While red teaming classical software or AI systems may have its challenges, red teaming generative AI systems introduces a new level of complexity and risk. The Microsoft AI Red Team has recognized that this practice involves not only security risks but also responsible AI risks. They have dedicated themselves to addressing these risks and ensuring the ethical application of AI across various industries.
Microsoft’s commitment to democratizing AI security is evident in their efforts to provide businesses with the knowledge and resources they need to responsibly innovate with AI. The AI Red Team collaborates with the Office of Responsible AI, Microsoft’s cross-company program on AI Ethics and Effects (AETHER), and the Fairness Center in Microsoft Research. Together, they aim to map AI threats, quantify the associated risks, and develop mitigations to minimize their impact.
PyRIT has been battle-tested by the AI Red Team, evolving from a collection of standalone scripts to a sophisticated tool equipped with essential features. Microsoft’s extensive red teaming experience with different generative AI systems and risk assessments has informed the development and refinement of PyRIT.
It is crucial to note that PyRIT is not intended to replace human red teaming in the context of generative AI systems. Instead, it harnesses the domain knowledge of AI red teamers to automate repetitive tasks. Using PyRIT, security professionals can identify potential areas of concern and conduct thorough investigations. While the security professional retains full control of the strategy and execution of the AI red team operation, PyRIT provides the automation code necessary to leverage harmful prompts and generate even more detrimental ones using the LLM endpoint.
One of Microsoft’s key findings is that red teaming generative AI systems involves both security risks and responsible AI risks, which sets it apart from traditional software or AI systems. The AI red teaming process must simultaneously evaluate the security and AI failure risks to ensure a comprehensive assessment.
Another notable observation is that red teaming generative AI systems is more probabilistic compared to standard red teaming practices. This probabilistic nature may be attributed to factors such as app-specific logic, the generative AI model, the controlling orchestrator, extensibility or plugins, and even language. The slightest modifications can yield various results, further emphasizing the need for careful analysis and assessment.
Generative AI systems vary in architecture, ranging from standalone applications to integrated components in existing applications, encompassing text, audio, photos, and videos. The diverse nature of these systems poses a triple threat when it comes to manual red team probing. To address this challenge, Microsoft introduced a red team automation framework for conventional machine learning systems in 2021 and subsequently developed a new toolkit that enables security professionals to effectively red team generative AI systems.
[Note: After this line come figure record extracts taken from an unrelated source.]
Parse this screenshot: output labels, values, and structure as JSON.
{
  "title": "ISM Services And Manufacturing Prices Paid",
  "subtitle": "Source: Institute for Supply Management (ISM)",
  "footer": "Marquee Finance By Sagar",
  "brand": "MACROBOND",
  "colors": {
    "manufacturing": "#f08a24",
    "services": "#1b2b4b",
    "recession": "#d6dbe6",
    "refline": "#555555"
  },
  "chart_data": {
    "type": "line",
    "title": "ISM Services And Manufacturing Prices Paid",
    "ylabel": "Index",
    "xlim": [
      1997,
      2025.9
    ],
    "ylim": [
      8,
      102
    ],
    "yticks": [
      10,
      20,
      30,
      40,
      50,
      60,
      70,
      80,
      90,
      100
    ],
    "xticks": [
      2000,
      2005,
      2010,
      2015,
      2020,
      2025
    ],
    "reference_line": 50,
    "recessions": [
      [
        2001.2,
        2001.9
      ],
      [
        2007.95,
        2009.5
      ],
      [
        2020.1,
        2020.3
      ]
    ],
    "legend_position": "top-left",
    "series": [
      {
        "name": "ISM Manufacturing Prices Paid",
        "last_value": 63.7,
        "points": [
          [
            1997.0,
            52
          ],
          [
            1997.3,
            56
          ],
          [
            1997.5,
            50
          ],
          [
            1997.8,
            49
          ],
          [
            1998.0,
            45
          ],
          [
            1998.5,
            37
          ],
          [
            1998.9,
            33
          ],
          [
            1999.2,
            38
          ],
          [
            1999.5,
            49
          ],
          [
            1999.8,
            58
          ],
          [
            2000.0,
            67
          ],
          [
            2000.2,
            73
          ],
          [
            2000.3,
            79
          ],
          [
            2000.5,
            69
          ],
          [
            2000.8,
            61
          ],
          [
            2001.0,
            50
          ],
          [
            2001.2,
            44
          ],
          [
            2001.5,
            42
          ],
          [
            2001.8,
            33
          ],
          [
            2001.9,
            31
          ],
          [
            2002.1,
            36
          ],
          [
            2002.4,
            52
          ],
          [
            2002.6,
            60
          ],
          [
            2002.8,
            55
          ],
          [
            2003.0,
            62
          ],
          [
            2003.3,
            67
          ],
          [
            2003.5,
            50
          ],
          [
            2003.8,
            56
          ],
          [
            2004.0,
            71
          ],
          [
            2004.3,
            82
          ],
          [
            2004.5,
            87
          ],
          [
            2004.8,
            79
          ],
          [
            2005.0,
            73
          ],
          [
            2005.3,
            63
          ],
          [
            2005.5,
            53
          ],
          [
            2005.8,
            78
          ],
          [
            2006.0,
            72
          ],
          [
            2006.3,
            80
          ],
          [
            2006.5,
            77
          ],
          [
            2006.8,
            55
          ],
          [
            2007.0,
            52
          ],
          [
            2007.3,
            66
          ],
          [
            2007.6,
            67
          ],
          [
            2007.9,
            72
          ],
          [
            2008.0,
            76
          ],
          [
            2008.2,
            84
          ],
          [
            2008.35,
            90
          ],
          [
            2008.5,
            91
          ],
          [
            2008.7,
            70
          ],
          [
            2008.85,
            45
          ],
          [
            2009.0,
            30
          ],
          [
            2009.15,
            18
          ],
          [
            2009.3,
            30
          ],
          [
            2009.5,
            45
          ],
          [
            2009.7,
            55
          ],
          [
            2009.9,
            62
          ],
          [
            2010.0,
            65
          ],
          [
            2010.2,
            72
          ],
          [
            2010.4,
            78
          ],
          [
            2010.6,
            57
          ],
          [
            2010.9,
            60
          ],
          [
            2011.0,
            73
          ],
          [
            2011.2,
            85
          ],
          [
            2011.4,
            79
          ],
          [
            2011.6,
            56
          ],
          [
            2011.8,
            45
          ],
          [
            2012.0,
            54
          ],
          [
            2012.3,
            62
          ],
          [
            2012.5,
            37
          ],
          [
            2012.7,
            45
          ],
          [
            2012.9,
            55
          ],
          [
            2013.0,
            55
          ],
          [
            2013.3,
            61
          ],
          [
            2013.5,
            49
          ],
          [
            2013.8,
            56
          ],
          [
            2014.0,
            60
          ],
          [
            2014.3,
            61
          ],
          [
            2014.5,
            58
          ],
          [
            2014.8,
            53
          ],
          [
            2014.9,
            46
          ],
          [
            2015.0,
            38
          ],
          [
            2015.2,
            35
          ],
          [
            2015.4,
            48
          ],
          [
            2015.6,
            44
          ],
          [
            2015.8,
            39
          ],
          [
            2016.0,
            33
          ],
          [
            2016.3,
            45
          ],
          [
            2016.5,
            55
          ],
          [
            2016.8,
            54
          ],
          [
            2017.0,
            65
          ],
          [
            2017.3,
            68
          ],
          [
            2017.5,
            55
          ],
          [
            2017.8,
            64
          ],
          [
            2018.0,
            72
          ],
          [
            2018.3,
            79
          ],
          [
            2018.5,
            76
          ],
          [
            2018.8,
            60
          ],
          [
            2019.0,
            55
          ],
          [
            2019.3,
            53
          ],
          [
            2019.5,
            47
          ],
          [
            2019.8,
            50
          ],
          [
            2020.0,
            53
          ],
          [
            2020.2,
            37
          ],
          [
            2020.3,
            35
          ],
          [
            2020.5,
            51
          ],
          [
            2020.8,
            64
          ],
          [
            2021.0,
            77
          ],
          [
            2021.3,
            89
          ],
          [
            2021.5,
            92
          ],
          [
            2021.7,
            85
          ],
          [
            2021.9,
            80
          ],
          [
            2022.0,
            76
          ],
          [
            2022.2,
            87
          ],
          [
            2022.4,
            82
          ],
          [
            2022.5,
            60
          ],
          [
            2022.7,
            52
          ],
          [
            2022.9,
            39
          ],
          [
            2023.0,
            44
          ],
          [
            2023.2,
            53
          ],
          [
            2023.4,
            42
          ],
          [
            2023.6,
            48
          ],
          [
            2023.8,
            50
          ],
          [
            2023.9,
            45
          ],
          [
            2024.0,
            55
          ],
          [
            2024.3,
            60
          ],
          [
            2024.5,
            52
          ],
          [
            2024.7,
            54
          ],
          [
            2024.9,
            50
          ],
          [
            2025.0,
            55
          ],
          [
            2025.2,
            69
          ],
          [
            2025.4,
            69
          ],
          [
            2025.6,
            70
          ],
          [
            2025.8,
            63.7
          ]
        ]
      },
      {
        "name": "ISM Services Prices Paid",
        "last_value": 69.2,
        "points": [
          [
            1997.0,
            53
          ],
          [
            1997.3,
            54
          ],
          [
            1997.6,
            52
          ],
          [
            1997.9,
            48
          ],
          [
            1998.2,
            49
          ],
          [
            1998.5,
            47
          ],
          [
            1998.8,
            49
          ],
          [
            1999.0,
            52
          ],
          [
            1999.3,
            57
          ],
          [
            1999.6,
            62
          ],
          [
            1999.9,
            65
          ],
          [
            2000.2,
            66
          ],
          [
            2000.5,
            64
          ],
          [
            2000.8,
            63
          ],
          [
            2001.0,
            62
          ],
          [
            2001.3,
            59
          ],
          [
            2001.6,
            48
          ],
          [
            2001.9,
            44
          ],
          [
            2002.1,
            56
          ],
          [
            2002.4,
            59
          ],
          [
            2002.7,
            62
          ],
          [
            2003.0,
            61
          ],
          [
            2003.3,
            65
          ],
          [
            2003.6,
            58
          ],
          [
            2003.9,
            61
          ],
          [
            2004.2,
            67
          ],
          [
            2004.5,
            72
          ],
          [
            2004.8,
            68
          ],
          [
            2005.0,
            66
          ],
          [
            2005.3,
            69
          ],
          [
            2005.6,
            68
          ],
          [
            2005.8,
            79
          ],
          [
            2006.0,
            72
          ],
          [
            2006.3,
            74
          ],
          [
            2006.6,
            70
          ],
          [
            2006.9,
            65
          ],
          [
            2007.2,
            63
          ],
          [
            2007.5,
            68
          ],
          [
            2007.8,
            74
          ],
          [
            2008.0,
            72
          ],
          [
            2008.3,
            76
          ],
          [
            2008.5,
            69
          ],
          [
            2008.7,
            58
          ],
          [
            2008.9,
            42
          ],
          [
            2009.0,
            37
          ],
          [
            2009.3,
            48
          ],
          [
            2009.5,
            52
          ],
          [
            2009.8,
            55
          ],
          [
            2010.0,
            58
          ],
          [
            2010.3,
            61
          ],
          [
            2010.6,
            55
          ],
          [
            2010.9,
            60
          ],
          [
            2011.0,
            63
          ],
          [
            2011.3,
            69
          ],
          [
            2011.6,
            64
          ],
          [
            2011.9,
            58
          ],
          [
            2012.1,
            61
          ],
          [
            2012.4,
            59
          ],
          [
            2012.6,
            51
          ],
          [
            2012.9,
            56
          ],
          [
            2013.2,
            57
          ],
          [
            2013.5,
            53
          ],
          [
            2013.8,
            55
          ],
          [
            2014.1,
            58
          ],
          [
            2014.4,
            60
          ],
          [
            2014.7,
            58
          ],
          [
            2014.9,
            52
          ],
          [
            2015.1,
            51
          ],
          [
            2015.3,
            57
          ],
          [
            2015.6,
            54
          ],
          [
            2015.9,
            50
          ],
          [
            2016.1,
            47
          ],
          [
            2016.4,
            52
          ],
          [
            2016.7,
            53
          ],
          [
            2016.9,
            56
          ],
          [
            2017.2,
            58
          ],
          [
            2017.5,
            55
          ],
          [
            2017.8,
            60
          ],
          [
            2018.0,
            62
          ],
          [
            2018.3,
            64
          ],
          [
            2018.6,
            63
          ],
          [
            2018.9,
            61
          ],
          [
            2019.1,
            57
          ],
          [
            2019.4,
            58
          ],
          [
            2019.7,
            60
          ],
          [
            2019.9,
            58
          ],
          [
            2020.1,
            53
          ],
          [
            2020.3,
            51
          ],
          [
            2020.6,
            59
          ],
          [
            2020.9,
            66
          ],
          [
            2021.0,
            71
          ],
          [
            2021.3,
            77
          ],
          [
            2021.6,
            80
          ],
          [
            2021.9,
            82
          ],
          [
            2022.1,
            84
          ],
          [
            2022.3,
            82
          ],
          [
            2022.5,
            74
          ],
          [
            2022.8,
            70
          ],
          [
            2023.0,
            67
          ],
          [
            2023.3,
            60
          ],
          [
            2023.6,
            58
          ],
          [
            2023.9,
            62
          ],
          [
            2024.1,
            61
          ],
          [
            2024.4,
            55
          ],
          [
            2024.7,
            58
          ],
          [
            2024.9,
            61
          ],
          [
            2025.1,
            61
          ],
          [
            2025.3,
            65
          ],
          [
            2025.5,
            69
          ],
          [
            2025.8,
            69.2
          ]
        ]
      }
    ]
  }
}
Microsoft’s AI Red Team’s continuous efforts in advancing responsible AI and addressing security risks are commendable. By identifying potential threats and developing robust solutions, they are playing a crucial role in ensuring the safe and ethical use of AI technology in various industries.
Analyst comment
Positive news. The market can expect increased confidence in the use of AI systems as Microsoft’s AI Red Team discovers and addresses security and responsible AI risks in generative AI systems. This will lead to the development and refinement of tools like PyRIT, enhancing the automation and effectiveness of red teaming in evaluating and minimizing risks associated with AI.